Tuesday, February 2, 2010

The de Grummond Exhibit

I recently made use of one of the resources of our undergraduate library and payed a visit to the "de Grummond" children's literature exhibit. De Grummond is known to be the largest collection of children's literature in the world, with works ranging from the United States all the way to China. It is named after its creator, Lena de Grummond, who came to the University of Southern Mississippi as a teacher off children's literature--later beginning this collection to expand on the learning experience for children and students. This vast archive of works could satisfy the taste of any child, as well as whatever preference adults would have for literature to satisfy their personal desires with over 100,000 compositions in children's literature.

The most locally focused piece of de Grummond, is shown in the first case one sees upon entering this exhibit. The Dolls' House possesses its own display which lays out the history of its founders, Emilie and Marie Stapp, who moved from Iowa down to Wiggins, Mississippi. This house began as a planned to be home with a complementing pecan farm to be known as, Friendship Farm. Later on, this house turned into the home for over 400 dolls, earned its coined name as, "The Dolls' House." These many dolls were given to the Stapp sisters by sisters and friends, locally and international, to be held in their collection so be shared with, "all adults with memories and all children with hope."

Moving along with the exhibit, you will come across one of the most notable parts of the exhibit which features stories of the famous Curious George within the, H.A. and Margret Rey Collection. This display tells of the origin of Curious George--the real-life experiences of H.A. and Margret Rey. In response to de Grummond's request for a piece of the Reys' literary work, a special catalog of Curious George was created, "Curious George Comes to Hattiesburg: The Life and Work of H. A. and Margret Rey." Depicted on the cover of this catalog is Curious George himself, moving to Hattiesburg, Mississippi. The Reys continued to provide the de Grummond exhibit with works or literature until Margret Rey's death, when their collection in its entirety was willed to Ms. Grummond.
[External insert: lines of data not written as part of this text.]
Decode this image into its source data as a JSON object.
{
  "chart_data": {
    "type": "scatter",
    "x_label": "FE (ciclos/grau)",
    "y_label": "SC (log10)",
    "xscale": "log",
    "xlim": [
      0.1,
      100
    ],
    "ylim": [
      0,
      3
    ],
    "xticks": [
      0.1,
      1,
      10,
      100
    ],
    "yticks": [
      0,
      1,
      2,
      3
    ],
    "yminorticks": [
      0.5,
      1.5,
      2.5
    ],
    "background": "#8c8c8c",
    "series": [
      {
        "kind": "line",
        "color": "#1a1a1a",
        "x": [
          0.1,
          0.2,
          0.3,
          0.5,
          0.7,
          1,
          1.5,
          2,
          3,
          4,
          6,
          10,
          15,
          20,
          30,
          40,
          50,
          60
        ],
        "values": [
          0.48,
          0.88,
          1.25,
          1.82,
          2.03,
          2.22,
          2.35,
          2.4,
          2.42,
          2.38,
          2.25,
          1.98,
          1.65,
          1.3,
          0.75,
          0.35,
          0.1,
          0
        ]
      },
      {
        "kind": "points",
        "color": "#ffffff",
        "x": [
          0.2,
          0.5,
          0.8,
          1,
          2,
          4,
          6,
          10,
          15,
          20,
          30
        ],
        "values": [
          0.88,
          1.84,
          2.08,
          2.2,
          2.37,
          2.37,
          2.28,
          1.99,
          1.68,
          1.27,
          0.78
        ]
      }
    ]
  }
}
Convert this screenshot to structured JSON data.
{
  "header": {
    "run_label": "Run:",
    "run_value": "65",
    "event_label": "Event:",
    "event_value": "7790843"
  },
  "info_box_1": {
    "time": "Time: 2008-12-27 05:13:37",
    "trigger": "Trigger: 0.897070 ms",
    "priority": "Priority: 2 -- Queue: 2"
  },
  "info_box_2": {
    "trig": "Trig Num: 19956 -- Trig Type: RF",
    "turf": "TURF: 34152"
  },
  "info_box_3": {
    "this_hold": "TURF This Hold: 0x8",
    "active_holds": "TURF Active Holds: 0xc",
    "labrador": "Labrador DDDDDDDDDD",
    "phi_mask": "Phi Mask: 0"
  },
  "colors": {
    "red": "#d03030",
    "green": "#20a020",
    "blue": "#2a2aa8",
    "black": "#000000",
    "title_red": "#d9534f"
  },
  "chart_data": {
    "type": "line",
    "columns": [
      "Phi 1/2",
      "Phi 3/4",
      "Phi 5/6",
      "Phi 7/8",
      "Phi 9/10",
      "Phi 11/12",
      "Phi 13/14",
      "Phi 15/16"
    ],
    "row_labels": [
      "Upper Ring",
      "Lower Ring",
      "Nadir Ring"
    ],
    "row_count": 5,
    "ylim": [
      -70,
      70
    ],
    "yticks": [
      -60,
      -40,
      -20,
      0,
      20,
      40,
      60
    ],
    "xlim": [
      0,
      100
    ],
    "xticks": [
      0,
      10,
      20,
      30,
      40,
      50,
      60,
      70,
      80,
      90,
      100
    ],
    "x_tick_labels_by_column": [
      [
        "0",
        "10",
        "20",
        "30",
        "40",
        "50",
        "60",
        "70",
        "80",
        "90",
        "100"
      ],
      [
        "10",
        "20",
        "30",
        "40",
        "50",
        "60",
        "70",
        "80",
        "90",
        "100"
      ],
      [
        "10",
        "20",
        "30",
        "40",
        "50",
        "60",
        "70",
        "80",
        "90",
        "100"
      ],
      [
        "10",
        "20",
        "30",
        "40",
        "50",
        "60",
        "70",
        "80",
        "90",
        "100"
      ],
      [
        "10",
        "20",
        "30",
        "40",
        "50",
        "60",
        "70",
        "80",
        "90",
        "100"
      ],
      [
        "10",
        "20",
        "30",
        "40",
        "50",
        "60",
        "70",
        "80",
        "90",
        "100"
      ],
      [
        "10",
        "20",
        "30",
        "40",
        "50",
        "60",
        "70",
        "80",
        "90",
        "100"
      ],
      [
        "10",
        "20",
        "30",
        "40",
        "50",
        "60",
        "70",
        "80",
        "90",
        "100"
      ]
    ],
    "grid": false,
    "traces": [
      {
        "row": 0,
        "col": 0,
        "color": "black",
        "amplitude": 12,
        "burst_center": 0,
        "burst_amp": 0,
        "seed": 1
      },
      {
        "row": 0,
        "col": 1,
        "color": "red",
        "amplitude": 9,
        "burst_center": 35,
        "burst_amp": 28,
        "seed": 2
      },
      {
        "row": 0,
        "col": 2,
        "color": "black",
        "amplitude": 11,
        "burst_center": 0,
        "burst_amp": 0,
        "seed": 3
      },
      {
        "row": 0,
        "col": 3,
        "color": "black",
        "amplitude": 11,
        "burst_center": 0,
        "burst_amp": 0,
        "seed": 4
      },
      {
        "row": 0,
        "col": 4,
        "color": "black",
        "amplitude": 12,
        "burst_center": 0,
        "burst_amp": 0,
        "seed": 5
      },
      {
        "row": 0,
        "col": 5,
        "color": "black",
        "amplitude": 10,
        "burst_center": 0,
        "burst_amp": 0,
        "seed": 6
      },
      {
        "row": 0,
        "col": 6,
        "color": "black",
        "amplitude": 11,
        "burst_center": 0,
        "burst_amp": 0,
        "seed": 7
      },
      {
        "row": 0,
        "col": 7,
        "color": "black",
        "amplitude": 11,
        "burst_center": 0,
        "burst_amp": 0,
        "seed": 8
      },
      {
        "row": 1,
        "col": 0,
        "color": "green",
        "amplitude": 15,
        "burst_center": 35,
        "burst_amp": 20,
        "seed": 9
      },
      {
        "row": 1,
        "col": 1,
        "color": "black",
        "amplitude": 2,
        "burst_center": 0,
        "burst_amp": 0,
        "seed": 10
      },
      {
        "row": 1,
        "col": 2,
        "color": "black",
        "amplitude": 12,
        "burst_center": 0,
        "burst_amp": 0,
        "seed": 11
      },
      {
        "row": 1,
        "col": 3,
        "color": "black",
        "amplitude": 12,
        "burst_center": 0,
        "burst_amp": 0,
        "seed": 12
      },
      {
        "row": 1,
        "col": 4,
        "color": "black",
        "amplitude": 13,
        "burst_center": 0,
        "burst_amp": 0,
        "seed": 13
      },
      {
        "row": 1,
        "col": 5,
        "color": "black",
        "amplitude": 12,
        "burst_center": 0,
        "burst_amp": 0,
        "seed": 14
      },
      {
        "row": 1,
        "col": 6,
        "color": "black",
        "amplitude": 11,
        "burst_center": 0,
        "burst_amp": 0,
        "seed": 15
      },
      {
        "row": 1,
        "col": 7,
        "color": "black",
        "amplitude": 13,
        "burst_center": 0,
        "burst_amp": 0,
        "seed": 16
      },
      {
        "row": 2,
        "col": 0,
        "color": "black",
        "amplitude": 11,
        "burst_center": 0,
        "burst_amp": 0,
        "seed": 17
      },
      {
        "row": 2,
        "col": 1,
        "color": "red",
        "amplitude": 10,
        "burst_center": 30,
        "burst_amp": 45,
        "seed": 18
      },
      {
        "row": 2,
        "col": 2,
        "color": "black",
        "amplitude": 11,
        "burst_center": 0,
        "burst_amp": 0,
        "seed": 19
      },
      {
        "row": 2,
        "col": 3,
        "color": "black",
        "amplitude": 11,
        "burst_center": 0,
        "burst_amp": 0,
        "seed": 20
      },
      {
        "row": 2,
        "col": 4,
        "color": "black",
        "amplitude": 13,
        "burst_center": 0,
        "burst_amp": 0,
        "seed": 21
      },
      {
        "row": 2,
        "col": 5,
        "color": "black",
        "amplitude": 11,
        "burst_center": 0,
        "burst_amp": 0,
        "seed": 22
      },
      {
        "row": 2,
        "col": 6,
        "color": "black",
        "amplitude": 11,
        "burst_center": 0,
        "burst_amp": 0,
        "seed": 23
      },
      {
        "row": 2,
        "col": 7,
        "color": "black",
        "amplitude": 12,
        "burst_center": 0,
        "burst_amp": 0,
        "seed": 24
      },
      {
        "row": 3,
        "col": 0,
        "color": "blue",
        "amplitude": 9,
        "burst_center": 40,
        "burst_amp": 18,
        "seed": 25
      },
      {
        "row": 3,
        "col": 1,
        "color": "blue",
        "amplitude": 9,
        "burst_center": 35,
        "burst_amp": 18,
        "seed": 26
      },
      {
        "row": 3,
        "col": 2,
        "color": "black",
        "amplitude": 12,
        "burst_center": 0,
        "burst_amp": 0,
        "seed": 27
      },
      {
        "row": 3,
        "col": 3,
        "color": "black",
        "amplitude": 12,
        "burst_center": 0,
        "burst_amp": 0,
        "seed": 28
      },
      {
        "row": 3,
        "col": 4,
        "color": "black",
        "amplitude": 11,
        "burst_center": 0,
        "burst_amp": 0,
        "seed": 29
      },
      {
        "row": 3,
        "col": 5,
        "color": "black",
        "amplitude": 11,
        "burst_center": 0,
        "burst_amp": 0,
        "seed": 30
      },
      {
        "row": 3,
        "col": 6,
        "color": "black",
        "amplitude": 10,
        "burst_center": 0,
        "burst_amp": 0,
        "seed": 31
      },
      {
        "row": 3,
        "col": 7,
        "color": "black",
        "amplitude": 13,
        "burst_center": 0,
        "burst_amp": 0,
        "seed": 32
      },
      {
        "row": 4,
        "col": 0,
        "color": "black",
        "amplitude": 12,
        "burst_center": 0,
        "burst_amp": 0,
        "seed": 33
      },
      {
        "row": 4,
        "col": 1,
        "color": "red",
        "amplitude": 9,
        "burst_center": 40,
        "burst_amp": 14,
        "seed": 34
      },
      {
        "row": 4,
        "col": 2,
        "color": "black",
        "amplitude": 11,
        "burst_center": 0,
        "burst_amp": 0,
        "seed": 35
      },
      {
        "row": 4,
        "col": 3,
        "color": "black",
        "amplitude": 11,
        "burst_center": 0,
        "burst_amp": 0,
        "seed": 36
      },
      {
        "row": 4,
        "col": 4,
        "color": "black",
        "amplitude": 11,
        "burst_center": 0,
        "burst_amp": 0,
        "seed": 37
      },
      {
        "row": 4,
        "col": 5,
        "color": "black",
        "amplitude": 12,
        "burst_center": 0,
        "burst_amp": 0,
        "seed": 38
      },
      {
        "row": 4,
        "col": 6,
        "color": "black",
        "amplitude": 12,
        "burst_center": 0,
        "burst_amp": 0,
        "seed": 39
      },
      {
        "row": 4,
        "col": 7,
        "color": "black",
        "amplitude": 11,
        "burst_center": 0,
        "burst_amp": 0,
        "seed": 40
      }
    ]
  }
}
To accompany the success of the de Grummond Collection, the University of Southern Mississippi began its own award linked to the program. The first Special Children's Collection Medallion was first awarded in March of 1969, and is now known as the University of Southern Mississippi Medallion Award. These medallions are made with the face of the author and their names on them, labeled to denote the author and year in which they were presented the award. Presently, up to 2009, this medallion has been presented to 40 authors.

These are just a few of the thing one can see upon visiting the de Grummond exhibit at Southern Miss. At various points of the year, the works on display are changed which can always leave more for you to see. If you stay long enough, you can relax in a seat next to Curious George in his casual dress with a Southern Miss bow tie.